The festival offered many different stages to choose from. The main stage accommodated the more popular names, such as the Kooks, Arcade Fire, the Vamps and Scouting for girls. Unlike any other concert, that I normally had to become a sardine in order to approach the stage, in this occasion everyone had fun singing, dancing and leaving a viable space between each other. Funny objects would stick out of the crowd, including a pink flamingo, a purple sea lion and a human size head of a doll. Big plastic balls would be bouncing on the crowd and fluorescent shots would be offered for sale.
The vibes were absolutely positive while hundreds of festival goers covered with glitter were singing the lyrics of “Naive”. “I know that she knows that I’m not fond of asking… ” Oh. Pardon me. I got carried away.
Apart from the main stage, we were particularly fascinated by the smaller outdoors stage “Cirque de la Quirk”, where some very interesting drum and bass tunes were played.

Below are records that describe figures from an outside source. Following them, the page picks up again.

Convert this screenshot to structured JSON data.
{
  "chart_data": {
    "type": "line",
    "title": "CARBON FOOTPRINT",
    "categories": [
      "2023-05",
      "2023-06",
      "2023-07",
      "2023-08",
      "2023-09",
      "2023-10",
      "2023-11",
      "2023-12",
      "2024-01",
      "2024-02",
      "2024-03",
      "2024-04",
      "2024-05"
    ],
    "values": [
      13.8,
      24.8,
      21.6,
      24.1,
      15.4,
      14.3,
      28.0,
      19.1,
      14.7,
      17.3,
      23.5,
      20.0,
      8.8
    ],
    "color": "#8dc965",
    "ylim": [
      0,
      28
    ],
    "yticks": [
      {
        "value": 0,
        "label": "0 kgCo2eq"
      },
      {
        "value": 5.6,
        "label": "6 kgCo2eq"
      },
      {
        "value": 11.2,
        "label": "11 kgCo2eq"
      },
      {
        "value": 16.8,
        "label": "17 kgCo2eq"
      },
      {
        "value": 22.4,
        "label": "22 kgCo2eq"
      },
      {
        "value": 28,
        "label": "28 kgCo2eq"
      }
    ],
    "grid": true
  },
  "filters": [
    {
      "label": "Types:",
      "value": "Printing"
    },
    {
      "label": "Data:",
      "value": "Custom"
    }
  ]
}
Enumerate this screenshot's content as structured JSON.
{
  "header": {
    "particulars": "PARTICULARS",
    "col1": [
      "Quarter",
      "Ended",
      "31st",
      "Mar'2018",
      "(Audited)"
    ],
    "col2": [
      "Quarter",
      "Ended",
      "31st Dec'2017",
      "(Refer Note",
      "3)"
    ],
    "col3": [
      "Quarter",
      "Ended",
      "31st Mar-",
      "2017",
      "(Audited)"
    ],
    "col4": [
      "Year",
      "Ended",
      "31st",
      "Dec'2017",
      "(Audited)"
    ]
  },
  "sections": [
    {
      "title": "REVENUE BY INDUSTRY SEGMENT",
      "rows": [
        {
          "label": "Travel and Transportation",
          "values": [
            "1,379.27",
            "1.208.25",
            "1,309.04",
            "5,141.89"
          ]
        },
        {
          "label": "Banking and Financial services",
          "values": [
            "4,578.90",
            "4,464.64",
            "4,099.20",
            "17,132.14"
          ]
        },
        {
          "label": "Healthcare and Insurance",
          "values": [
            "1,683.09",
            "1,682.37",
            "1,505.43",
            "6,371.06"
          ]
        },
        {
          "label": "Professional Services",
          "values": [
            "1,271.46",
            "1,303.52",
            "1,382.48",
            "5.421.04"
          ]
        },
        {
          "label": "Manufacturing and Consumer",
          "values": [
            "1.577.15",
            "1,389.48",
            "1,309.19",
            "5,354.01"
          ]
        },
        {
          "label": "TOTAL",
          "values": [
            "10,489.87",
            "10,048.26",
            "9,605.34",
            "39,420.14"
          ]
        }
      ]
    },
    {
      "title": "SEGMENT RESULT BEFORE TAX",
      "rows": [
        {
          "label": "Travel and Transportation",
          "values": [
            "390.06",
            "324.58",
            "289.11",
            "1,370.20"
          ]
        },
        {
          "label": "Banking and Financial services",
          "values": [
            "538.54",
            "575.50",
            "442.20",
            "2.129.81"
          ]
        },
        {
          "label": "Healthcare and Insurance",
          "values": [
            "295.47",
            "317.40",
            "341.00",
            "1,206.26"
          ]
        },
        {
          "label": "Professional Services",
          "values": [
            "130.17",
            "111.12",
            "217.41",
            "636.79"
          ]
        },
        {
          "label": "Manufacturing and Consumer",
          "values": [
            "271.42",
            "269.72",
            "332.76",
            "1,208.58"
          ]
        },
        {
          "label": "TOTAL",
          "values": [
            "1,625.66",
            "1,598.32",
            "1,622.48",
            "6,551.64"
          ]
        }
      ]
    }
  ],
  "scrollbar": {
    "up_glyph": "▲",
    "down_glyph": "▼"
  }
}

The uplifting intense music was followed by machines spitting fire over the stage and acrobats performing awesome tricks wearing unconventional pieces of clothes. The whole result was so… quirky. We loved it and kept going back mingling with some festival goers with unique fashion choices, such as a British flag sequin jacket, a roman warrior costume and a viking inspired attire.
On the water bus back to busy London I was thinking that although “British” and “summer” are not two words that I would easily place next to each other, this British summer experience was pretty wicked!